O SR. JEFFERSON PÉRES (PDT – AM) – Obrigado, Senador João Pedro. V. Exª tem razão nos três pontos que focalizou em seu aparte.
Em primeiro lugar, o Brasil precisa investir maciçamente em pesquisa. Agora mesmo recebi expediente do Ministro da Ciência e Tecnologia sobre o aumento de dotações para o nosso Inpa. Nós, a bancada, já temos uma reunião agendada com ele para pedir que o Inpa seja ainda mais prestigiado pelo Governo Federal.

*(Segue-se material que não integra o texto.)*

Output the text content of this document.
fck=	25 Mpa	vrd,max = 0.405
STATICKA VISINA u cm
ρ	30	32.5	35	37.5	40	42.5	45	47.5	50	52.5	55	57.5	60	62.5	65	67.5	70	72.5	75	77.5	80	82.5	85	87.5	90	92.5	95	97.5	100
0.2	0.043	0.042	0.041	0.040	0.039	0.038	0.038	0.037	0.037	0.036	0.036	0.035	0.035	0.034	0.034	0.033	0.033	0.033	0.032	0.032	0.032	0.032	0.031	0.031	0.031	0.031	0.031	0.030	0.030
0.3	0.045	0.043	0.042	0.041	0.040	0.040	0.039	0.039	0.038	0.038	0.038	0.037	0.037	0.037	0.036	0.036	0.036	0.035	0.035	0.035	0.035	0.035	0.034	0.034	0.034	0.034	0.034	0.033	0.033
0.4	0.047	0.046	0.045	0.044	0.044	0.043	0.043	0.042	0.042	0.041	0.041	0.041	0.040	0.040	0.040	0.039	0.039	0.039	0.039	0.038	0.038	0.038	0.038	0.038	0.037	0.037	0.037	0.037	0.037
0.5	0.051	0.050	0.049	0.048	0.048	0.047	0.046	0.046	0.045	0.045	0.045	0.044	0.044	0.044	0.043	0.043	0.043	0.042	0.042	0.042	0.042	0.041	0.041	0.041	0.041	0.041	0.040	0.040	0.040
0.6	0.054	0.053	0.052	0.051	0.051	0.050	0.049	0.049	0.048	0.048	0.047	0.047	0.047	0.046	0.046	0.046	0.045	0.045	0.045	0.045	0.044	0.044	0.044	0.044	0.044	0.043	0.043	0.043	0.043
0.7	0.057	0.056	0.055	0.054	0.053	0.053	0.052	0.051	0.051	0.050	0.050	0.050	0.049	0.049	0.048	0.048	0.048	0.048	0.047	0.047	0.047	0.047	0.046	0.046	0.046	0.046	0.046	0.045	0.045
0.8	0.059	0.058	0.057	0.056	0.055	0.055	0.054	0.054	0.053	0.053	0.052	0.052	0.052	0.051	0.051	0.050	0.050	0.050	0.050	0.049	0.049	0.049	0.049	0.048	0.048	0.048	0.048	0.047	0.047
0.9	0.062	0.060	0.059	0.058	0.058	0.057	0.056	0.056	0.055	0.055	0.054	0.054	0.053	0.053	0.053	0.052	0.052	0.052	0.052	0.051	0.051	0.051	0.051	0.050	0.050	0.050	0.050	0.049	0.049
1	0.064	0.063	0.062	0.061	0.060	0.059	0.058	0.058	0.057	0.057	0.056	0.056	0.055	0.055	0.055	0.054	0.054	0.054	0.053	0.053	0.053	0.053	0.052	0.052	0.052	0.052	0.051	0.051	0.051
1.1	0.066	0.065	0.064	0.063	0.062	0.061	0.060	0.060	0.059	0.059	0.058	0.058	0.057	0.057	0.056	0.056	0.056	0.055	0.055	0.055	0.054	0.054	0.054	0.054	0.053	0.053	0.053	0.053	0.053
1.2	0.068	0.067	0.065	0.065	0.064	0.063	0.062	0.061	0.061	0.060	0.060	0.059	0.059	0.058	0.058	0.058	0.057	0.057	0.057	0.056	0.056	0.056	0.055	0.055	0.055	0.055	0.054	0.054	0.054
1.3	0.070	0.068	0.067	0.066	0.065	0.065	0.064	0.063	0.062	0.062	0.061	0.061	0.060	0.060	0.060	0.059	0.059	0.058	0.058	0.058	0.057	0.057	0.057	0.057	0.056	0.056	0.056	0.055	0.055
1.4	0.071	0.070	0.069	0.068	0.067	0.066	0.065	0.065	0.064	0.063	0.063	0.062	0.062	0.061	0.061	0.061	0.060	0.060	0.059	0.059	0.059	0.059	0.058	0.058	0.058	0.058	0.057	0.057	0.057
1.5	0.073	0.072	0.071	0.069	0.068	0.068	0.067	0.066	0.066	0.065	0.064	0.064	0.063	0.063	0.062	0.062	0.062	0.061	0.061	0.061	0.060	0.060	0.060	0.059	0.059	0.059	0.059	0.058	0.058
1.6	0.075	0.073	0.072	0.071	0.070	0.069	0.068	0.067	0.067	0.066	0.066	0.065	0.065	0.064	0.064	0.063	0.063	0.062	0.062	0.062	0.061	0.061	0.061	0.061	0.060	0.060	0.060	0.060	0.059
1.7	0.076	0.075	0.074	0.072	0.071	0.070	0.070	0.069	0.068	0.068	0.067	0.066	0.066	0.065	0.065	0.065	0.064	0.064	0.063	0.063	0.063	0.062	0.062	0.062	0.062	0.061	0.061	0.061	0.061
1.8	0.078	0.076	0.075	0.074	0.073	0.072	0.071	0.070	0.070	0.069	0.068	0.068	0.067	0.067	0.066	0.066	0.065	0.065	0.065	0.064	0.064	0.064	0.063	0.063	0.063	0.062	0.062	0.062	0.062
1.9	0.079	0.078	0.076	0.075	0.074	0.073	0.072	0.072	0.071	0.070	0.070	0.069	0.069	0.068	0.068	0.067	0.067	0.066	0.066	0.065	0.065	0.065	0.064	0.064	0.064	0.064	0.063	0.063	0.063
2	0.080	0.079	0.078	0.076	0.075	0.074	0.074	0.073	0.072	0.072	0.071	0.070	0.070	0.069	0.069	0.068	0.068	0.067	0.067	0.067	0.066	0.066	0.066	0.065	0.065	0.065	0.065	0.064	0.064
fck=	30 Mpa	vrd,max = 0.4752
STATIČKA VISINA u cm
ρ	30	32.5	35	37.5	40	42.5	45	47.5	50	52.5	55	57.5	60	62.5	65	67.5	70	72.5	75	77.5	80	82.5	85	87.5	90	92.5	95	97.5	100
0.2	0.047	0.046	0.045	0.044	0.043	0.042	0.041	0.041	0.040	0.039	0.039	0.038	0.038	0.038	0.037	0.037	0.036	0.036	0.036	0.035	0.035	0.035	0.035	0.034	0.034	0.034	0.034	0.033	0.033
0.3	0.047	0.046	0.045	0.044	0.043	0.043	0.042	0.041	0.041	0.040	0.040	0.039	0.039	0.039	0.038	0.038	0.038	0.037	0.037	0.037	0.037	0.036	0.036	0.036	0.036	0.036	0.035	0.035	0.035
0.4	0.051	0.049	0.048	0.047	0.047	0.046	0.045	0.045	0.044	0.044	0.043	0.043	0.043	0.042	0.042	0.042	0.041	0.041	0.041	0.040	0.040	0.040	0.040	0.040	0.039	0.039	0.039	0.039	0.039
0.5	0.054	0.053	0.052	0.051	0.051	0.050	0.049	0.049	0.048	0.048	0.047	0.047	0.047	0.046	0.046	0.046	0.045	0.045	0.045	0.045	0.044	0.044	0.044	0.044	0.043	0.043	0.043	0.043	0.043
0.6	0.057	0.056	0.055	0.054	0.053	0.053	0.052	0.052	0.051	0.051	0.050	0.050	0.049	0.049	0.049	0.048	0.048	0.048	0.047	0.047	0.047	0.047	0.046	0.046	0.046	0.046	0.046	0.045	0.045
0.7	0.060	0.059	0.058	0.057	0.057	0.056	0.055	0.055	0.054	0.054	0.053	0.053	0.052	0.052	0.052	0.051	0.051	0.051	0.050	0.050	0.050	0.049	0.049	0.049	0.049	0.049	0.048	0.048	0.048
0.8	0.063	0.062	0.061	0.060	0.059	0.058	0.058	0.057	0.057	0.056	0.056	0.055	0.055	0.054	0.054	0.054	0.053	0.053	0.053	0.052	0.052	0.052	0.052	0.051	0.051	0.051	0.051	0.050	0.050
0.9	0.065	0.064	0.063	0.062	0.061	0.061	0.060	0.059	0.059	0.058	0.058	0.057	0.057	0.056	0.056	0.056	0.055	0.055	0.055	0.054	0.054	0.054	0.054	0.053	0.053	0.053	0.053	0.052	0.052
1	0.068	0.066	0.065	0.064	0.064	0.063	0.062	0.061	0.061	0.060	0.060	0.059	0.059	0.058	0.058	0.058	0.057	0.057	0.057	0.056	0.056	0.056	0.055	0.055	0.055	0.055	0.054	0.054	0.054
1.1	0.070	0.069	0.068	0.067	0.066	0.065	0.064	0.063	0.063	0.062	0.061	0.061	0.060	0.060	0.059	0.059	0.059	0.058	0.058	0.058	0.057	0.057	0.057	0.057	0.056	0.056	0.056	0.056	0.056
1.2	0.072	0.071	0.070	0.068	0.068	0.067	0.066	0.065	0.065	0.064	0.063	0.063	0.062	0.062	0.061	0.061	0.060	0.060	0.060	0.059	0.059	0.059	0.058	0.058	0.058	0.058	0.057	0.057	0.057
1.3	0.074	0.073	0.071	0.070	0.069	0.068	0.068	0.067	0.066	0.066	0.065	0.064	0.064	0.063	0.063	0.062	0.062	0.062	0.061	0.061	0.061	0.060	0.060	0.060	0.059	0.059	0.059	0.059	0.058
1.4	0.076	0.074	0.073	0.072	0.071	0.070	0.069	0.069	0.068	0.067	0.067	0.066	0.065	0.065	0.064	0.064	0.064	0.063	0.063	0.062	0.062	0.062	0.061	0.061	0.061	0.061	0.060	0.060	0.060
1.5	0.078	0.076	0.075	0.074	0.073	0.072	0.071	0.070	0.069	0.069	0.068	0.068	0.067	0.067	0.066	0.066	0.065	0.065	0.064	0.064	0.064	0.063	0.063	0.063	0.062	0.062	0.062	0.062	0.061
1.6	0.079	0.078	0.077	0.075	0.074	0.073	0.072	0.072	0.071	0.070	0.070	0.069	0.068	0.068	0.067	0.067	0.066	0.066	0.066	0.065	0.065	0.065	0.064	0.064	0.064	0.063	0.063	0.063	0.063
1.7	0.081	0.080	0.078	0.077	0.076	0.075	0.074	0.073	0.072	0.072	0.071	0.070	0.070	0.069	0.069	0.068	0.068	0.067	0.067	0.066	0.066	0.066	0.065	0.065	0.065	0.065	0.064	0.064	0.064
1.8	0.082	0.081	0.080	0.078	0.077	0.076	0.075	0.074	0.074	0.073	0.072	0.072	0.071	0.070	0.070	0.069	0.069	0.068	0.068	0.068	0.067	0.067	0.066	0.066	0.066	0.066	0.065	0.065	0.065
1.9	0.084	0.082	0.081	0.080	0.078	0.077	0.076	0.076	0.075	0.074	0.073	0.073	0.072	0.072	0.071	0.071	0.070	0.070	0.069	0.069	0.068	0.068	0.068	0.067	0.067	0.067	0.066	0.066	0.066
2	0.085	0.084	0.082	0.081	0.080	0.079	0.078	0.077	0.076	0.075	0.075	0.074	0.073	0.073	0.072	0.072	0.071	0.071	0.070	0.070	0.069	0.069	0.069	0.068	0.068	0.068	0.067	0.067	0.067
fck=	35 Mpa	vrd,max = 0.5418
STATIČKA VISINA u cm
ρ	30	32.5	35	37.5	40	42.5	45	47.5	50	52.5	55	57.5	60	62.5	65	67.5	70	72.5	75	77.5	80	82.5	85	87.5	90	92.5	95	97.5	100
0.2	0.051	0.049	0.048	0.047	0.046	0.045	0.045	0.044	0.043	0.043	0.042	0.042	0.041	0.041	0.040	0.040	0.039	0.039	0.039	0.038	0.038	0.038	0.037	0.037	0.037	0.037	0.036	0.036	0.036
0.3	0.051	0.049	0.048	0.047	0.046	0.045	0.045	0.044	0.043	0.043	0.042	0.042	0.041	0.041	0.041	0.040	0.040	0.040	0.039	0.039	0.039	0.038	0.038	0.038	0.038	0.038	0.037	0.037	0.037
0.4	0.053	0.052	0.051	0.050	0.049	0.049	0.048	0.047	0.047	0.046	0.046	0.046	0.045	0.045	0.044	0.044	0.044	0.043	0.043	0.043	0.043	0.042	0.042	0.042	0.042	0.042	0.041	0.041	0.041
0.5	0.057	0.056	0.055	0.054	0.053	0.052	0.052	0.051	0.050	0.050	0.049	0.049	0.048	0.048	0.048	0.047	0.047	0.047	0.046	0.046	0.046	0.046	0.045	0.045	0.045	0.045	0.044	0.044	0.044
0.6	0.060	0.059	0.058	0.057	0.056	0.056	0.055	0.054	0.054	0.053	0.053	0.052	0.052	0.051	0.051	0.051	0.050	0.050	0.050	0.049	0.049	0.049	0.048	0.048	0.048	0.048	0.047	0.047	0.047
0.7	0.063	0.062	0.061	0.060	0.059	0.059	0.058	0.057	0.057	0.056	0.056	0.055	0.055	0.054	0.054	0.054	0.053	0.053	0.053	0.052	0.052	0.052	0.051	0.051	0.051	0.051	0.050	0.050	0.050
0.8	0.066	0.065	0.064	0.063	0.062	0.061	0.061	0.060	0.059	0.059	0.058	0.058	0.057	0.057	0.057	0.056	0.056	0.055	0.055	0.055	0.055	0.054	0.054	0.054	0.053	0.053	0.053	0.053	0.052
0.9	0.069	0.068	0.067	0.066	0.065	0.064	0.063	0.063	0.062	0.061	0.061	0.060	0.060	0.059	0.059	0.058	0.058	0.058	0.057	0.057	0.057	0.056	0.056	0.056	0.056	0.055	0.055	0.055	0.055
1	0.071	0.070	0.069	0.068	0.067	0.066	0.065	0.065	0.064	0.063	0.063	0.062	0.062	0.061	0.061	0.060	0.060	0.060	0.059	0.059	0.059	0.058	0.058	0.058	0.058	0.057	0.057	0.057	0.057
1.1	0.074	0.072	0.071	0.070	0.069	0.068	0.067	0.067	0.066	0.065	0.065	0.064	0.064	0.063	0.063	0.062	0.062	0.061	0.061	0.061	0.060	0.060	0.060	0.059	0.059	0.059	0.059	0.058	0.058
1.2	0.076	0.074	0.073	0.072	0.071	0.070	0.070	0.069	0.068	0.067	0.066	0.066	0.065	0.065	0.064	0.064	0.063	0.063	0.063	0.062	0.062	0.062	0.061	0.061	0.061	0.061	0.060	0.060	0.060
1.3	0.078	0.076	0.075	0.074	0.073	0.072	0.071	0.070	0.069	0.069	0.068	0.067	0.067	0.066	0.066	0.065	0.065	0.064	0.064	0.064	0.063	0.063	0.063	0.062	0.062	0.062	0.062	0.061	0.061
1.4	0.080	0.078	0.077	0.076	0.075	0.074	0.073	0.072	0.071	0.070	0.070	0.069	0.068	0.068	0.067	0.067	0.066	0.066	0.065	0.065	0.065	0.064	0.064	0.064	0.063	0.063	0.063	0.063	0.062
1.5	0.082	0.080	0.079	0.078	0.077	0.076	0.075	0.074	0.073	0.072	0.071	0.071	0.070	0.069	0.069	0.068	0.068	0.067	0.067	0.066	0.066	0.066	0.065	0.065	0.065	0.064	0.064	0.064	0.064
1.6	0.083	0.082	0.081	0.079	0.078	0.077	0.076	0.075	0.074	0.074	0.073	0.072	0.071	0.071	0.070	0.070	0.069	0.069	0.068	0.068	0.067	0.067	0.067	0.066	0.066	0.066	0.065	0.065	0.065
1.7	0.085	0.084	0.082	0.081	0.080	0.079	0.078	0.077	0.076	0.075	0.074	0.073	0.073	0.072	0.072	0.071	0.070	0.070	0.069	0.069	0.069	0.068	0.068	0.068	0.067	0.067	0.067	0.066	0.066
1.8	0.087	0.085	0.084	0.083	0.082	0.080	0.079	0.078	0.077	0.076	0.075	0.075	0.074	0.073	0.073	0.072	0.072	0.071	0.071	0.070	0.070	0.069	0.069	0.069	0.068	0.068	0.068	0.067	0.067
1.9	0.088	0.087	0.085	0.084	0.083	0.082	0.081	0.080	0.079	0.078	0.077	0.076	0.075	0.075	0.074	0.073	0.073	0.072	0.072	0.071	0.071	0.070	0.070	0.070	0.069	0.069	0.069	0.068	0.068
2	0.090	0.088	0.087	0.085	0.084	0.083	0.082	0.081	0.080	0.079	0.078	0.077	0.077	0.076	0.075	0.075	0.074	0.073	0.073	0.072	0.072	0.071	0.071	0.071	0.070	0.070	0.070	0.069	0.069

Não só o Inpa, mas os centros de biotecnologia, por exemplo, e as universidades federais.
O segundo ponto a que V. Exª se referiu é a presença maior e no sentido social das Forças Armadas.
Senador João Pedro, creio que – e já disse isso ao Ministro da Defesa, Nelson Jobim – os efetivos, principalmente do Exército, entre as três Armas, deveriam ser multiplicados na região, não apenas para a defesa do arco de fronteira, mas para se transformarem em agentes comunitários a percorrerem todos os beiradões, levando assistência às populações ribeirinhas.
Em terceiro lugar, a OTCA, Organização do Tratado de Cooperação Amazônica, criada há 30 anos. Temos uma secretaria executiva aqui, em Brasília, Senador João Pedro, e a OTCA não sai do papel. Como se fala tanto em integração da América do Sul, tanto em desenvolvimento da Amazônia, e não se dá uma ação efetiva para fazer a integração, realmente, Senador Garibaldi Alves, da chamada Panamazônia?
Meus compatrícios, deixem de se assustar tanto com a suposta internacionalização da Amazônia. Isso não vai acontecer. Agora, por favor, acionem as autoridades brasileiras para cuidarem melhor da região. Não tenho tanto medo da cobiça internacional sobre a Amazônia. Tenho medo da cobiça nacional sobre a Amazônia, da ação de madeireiros, de pecuaristas e de outros que podem provocar, repito, o holocausto ecológico naquela região".